The air inside Imperial Processing's warehouse carried the scent of fresh mango pulp and stewing tomato concentrate. The first batch of canned tomatoes rolled off the line with a metallic rattle, the labels still warm from the printer. Workers moved with urgency, packing cartons for trucks already waiting in the yard.
By midday, the inaugural shipment was on its way to supermarket chains in Enugu, Owerri, and Aba. Ireti's marketing had been clever—bright, clean packaging, a "Proudly Grown in Nigeria" stamp, and a short radio jingle that had already gone viral in local markets. By evening, photos began trickling in from shop shelves… and from kitchens where the cans were already open.
Demand spiked immediately. Before the week was out, distributors were asking if Imperial could triple its first month's output.
While the factory roared to life, Temilade arrived in Enugu for the weekend, dropping her bag in Chinedu's study before settling into the leather chair opposite him.
"I've been thinking," she began, "some of the senior lawyers at my firm—they specialize in corporate structuring and acquisitions. They're sharp, and they know how to move quietly."
Chinedu leaned forward. "Quiet is important."
"They asked about you," she continued. "Not nosy, just… curious. I told them you're expanding, and they said if you ever want to formalize everything—your farms, processing, transportation, retail—they could help you set up a proper group company structure. Imperial Holdings, maybe. They'd handle filings, governance documents, everything airtight."

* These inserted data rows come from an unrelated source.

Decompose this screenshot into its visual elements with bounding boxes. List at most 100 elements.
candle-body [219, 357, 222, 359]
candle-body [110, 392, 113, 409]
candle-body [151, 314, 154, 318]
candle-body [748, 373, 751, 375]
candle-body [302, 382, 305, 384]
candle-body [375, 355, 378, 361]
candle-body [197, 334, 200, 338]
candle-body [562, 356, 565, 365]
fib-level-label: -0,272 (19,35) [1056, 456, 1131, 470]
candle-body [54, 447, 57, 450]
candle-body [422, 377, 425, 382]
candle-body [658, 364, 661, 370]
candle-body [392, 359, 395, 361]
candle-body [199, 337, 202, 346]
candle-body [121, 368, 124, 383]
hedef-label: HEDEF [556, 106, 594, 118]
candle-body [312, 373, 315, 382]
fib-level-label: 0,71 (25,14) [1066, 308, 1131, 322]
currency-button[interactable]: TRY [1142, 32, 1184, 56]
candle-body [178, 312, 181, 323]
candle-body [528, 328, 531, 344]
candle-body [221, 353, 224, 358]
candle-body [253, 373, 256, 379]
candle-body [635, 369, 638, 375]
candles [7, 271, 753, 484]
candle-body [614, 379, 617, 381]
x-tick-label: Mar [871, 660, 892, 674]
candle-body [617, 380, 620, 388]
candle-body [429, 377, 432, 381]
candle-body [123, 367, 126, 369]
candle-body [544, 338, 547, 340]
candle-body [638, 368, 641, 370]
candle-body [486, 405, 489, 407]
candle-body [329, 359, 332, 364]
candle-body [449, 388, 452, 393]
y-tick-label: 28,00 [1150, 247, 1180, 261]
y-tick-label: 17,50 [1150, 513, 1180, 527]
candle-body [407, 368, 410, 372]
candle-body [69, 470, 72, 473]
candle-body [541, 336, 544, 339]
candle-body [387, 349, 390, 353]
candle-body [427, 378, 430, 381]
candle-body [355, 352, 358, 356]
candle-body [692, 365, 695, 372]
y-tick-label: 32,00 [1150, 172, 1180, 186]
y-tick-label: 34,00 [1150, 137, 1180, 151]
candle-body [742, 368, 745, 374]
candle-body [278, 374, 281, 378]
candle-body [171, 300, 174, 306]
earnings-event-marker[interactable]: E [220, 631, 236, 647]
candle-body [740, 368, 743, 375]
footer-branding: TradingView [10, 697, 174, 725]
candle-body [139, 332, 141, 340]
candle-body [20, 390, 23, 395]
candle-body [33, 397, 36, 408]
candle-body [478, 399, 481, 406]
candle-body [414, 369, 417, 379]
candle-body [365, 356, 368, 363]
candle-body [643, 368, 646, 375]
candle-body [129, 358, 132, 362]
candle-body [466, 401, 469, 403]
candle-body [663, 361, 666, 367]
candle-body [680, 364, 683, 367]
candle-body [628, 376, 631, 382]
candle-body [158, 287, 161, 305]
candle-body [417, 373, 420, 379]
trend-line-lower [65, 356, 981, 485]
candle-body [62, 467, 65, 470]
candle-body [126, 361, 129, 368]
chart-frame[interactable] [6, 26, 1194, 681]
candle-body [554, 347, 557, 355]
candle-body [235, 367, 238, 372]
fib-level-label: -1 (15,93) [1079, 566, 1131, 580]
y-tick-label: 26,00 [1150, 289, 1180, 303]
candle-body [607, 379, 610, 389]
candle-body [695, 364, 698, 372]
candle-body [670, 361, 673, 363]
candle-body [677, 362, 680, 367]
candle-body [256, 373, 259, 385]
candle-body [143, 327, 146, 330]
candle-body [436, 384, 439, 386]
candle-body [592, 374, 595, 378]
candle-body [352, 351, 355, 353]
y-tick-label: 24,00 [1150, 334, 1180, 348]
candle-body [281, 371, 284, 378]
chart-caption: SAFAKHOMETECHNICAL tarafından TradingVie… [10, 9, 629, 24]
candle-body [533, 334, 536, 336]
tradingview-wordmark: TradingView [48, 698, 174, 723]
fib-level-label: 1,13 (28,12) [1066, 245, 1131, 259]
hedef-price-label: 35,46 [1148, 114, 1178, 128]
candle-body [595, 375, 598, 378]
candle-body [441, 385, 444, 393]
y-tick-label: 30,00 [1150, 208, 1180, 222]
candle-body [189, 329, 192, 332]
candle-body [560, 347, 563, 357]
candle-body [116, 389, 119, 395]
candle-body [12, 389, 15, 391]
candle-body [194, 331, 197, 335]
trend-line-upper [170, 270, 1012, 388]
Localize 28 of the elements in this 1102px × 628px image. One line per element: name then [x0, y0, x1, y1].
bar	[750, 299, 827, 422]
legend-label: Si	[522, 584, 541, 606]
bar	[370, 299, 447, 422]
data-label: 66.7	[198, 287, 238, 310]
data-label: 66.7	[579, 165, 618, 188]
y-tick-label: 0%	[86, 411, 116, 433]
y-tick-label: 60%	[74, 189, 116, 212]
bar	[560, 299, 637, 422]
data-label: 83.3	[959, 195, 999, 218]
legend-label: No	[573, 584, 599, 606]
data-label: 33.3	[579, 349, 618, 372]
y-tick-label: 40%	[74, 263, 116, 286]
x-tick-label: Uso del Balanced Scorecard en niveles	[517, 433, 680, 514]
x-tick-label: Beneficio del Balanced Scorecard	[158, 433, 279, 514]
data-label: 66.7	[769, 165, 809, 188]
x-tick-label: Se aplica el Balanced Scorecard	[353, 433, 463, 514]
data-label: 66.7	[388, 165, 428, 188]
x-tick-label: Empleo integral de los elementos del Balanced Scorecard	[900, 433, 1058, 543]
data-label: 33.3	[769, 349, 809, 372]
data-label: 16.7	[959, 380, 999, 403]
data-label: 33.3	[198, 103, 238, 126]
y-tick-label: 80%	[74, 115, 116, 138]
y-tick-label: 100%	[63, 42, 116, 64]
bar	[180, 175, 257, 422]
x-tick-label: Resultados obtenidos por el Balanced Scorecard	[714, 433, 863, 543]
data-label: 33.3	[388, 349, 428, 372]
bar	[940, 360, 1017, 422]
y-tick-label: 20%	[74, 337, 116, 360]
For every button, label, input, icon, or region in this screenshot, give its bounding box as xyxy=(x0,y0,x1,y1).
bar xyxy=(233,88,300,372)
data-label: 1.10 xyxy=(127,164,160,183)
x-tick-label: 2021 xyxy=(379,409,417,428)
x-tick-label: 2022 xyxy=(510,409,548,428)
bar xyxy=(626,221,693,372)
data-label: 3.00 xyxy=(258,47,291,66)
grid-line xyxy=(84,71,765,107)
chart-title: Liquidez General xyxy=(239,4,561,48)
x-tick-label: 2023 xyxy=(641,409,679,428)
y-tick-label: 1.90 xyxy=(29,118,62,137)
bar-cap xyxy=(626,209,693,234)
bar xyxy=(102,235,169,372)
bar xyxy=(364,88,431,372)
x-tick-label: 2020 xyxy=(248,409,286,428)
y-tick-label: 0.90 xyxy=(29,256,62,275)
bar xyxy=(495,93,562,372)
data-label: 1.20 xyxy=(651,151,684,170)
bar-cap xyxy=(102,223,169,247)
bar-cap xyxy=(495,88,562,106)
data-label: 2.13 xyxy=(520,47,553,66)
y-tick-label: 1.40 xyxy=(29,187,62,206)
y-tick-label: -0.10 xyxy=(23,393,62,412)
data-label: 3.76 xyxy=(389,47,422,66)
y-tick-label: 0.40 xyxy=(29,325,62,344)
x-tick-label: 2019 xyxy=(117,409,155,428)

He didn't commit aloud, but in his mind the seed was already taking root. Consolidation meant control, and control meant resilience.
"Have them prepare a draft structure," he said finally. "Even if we're not ready to sign tomorrow, I want to see how it would look on paper."
By Monday, the lawyers had begun discreet work on the framework—multiple subsidiaries under a holding company, each with clean books and clear lines of accountability. It was only a thought for now, but thoughts had a way of turning into reality with Chinedu.
Outside the boardroom, his world was still moving fast. Orders for Imperial Processing were outpacing production, and the airline opportunity hadn't vanished—it had simply gone quiet. Too quiet.
And somewhere between the clang of factory machinery and the rustle of legal paperwork, Chinedu realized something: the empire he was building was no longer just a collection of businesses. It was becoming a network, an ecosystem—one that would soon need the kind of legal armor Temilade's contacts could provide.